Sonia, una chica judía poco agraciada, es un ser insólito que, bien por una forma leve de locura, bien por una suerte de genialidad, «experimenta tal empatía con la letra impresa que la lleva a conferir a los personajes de ficción la misma categoría que a las personas de carne y hueso». En Sverdlovsk, donde trabaja en una biblioteca (¿dónde si no?), conoce al pintor Robert Víktorovich, «el más feliz de los desventurados», que suma a sus espaldas numerosos viajes por Europa y varios años de reclusión en un campo de trabajo soviético. No tardan en casarse y siguen años de felicidad conyugal coronada con el nacimiento de la hija de ambos, Tania.

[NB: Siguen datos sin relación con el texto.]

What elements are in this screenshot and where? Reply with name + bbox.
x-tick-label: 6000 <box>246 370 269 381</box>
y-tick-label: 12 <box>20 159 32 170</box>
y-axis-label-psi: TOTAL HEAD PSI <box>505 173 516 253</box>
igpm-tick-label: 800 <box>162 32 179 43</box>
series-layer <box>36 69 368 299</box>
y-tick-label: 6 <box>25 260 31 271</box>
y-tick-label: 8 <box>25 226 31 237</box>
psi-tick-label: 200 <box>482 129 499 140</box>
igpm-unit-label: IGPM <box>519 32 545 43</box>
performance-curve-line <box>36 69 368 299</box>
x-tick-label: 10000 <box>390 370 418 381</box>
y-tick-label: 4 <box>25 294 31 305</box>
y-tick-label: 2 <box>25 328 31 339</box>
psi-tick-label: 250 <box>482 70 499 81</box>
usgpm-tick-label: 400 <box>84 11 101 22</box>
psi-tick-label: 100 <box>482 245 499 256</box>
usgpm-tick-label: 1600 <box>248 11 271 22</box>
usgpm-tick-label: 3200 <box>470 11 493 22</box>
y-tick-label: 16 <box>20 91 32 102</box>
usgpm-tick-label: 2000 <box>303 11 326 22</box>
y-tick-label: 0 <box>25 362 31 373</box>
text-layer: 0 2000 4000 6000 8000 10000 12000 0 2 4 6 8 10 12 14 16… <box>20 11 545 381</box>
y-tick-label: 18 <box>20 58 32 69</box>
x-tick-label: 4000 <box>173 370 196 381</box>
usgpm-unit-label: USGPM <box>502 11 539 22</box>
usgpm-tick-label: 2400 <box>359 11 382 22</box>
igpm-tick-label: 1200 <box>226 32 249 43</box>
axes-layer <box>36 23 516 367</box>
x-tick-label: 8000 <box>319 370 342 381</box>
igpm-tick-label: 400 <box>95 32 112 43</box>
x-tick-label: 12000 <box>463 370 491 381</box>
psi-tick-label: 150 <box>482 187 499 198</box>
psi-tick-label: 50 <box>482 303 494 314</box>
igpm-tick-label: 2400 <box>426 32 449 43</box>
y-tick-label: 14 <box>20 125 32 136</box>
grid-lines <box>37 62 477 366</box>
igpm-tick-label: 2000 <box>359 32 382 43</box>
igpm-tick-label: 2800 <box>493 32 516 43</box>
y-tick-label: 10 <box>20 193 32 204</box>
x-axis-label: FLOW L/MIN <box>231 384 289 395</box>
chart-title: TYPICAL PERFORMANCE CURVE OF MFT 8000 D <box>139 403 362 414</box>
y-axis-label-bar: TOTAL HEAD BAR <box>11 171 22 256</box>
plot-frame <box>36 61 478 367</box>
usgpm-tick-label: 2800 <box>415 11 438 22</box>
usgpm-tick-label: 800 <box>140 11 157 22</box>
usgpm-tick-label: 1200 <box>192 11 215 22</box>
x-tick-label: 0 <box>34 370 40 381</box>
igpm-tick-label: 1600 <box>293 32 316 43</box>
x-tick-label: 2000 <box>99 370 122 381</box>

De repente, el interés de Sóniechka hacia el mundo de la literatura, de la ficción, desaparece por completo, se desvanece. La familia, las labores de la casa, «las croquetas y compotas», en otras palabras, la vida real y cotidiana, ocupan ahora felizmente el centro de la vida de Sóniechka. Pero esa vida apacible se verá truncada con la aparición en escena de una amiga de Tania, Yasia, una polaca menuda «con el cutis tan fino como un huevo recién puesto» de la que Robert Víktorovich quedará prendado. Sóniechka, movida por sus instintos maternales, ofrece a Yasia, huérfana, que se instale en su casa, sin sospechar que aquella rubia seductora se convertirá en el último amor de Robert Viktórovich, su modelo y musa... Un amor que a ratos será un sorprendente triángulo amoroso.
Sóniechka es una historia en que confluyen el amor y la separación, la felicidad y los amargos años de soledad femenina, el goce de la unión y el dolor de la infidelidad. Es asimismo un relato donde se reflexiona con sutileza sobre la identidad femenina a partir de personajes muy diferentes: Sóniechka, la madre y esposa que se sacrifica y anula para consagrarse a los demás; Yasia, el prototipo de mujer bella que se siente realizada siendo objeto del deseo masculino; y, por último, Tania, el polo opuesto de su abnegada madre, que «en cuanto comprende cuál es el juego favorito de los adultos se entrega a él con la plena conciencia de su derecho al placer».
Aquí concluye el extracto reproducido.